Loss of iqgap1 (IQ Motif Containing GTPase Activating Protein 1) in Zebrafish Leads to Intracerebellar Hemorrhage, Morphological Abnormalities and Activates Hematopoietic Response

Defects in multiple cell signaling molecules lead to disruptions of vascular integrity given the need for fine-tuned regulation of the cell adhesion complexes. These genetic defects have been linked to the development of intracerebral hemorrhage (ICH). There is genetic evidence in humans for ICH due to some genetic variants, while other variants have been identified in preclinical animal models. Signaling adaptor proteins play a crucial role in cell signaling by promoting interactions between effector proteins and even enabling integration of different pathways. IQGAP1 is a conserved signaling adaptor known for its roles in cell adhesion, cancer and for other cell biological effects. We engineered a zebrafish null mutant in the zebrafish iqgap1 gene by introducing an 11-bp deletion using a CRISPR/Cas9 genome editing method and characterized its phenotype. Homozygous mutants exhibit severe brain hemorrhage and morphological abnormalities, which are ultimately lethal, in about 30-40% of cases, whereas the other embryos survive to adulthood. We visualized the expression pattern of iqgap1 relative to the established fli1a vascular marker and found that iqgap1 strongly overlapped with fli1a expression, but was expressed much more broadly in tissues, such as muscle, branchial arches, and the caudal hematopoietic tissue (equivalent to the mammalian fetal liver).

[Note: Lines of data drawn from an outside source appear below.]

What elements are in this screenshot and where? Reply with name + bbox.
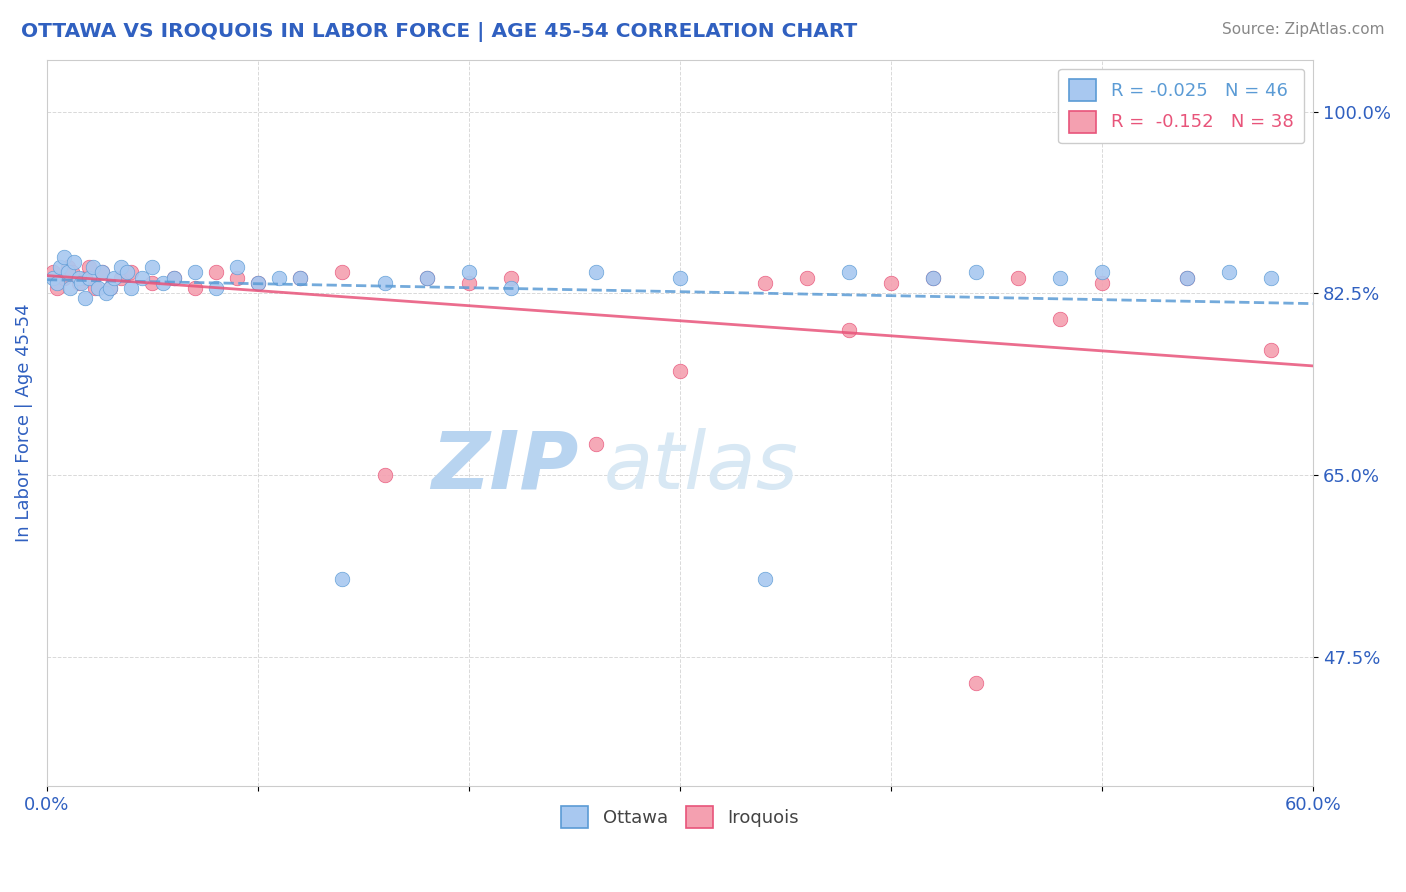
Point [115,265,138,279]
Point [52,250,75,264]
Point [838,322,860,336]
Point [56,260,79,275]
Point [922,270,945,285]
Point [458,265,481,279]
Point [98,281,121,295]
Point [754,276,776,290]
Point [67,270,90,285]
Point [82,260,104,275]
Point [922,270,945,285]
Point [1175,270,1198,285]
Point [52,270,75,285]
Point [1007,270,1029,285]
Text: ZIP: ZIP [432,427,579,506]
Point [60,265,83,279]
Y-axis label: In Labor Force | Age 45-54: In Labor Force | Age 45-54 [15,304,32,542]
Point [90,265,112,279]
Point [84,281,107,295]
Point [880,276,903,290]
Point [46,276,69,290]
Point [225,260,247,275]
Point [42,270,65,285]
Point [141,276,163,290]
Point [103,270,125,285]
Point [585,437,607,451]
Point [374,276,396,290]
Point [332,265,354,279]
Point [67,276,90,290]
Text: atlas: atlas [605,427,799,506]
Point [416,270,439,285]
Point [1091,265,1114,279]
Point [332,572,354,586]
Point [131,270,153,285]
Point [46,281,69,295]
Point [110,260,132,275]
Point [98,281,121,295]
Point [1260,343,1282,358]
Point [1260,270,1282,285]
Point [94,286,117,301]
Point [73,270,96,285]
Point [754,572,776,586]
Point [162,270,184,285]
Point [458,276,481,290]
Point [77,270,100,285]
Point [56,265,79,279]
Point [838,265,860,279]
Point [288,270,311,285]
Point [416,270,439,285]
Point [585,265,607,279]
Point [63,255,86,269]
Point [42,265,65,279]
Point [501,270,523,285]
Point [183,281,205,295]
Point [1218,265,1240,279]
Point [267,270,290,285]
Point [152,276,174,290]
Text: Source: ZipAtlas.com: Source: ZipAtlas.com [1222,22,1385,37]
Point [1091,276,1114,290]
Point [246,276,269,290]
Text: OTTAWA VS IROQUOIS IN LABOR FORCE | AGE 45-54 CORRELATION CHART: OTTAWA VS IROQUOIS IN LABOR FORCE | AGE … [21,22,858,42]
Point [225,270,247,285]
Point [374,467,396,482]
Point [246,276,269,290]
Point [1175,270,1198,285]
Point [110,270,132,285]
Point [965,675,987,690]
Point [120,265,142,279]
Point [204,281,226,295]
Point [204,265,226,279]
Point [501,281,523,295]
Point [141,260,163,275]
Point [48,260,70,275]
Point [288,270,311,285]
Point [965,265,987,279]
Point [69,276,91,290]
Point [669,364,692,378]
Point [59,281,82,295]
Point [77,260,100,275]
Point [86,281,108,295]
Point [669,270,692,285]
Point [1049,312,1071,326]
Point [90,265,112,279]
Point [183,265,205,279]
Point [73,292,96,306]
Point [796,270,818,285]
Point [1049,270,1071,285]
Point [162,270,184,285]
Legend: Ottawa, Iroquois: Ottawa, Iroquois [554,799,806,836]
Point [120,281,142,295]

Critically, iqgap1 exhibited co-localization with fli1a in the blood vessels of the central nervous system, whose disruption is likely responsible for the brain hemorrhage. Whole embryo RNA sequencing-based comparison of hemorrhage-positive iqgap1-/- embryo pools with wild-type embryos at 52 hours post-fertilization (hpf) shortly after the onset of hemorrhage identified approximately 800 differentially regulated genes. The most striking feature of this dataset was up-regulation of hematopoietic markers especially those of erythrocytes, neutrophils, mast cells and HSPCs (hematopoietic stem and progenitor cells), but not macrophages. We have confirmed by in situ hybridization with marker gene probes that erythrocyte and neutrophil production is up-regulated most strongly in iqgap1-/- embryos undergoing some level of hemorrhage. By contrast, fli1a endothelial and stem cell marker was downregulated. This animal model provides a compelling genotype-phenotype correlation, implicating IQGAP1 as a new player in vascular disorders such as ICH and identifying a previously unrecognized relationship between IQGAP and regulation of hematopoiesis. Furthermore, this model is now poised to identify ameliorating and exacerbating modifier lesions and potential therapeutic agents that restore normal vascular integrity and prevent ICH.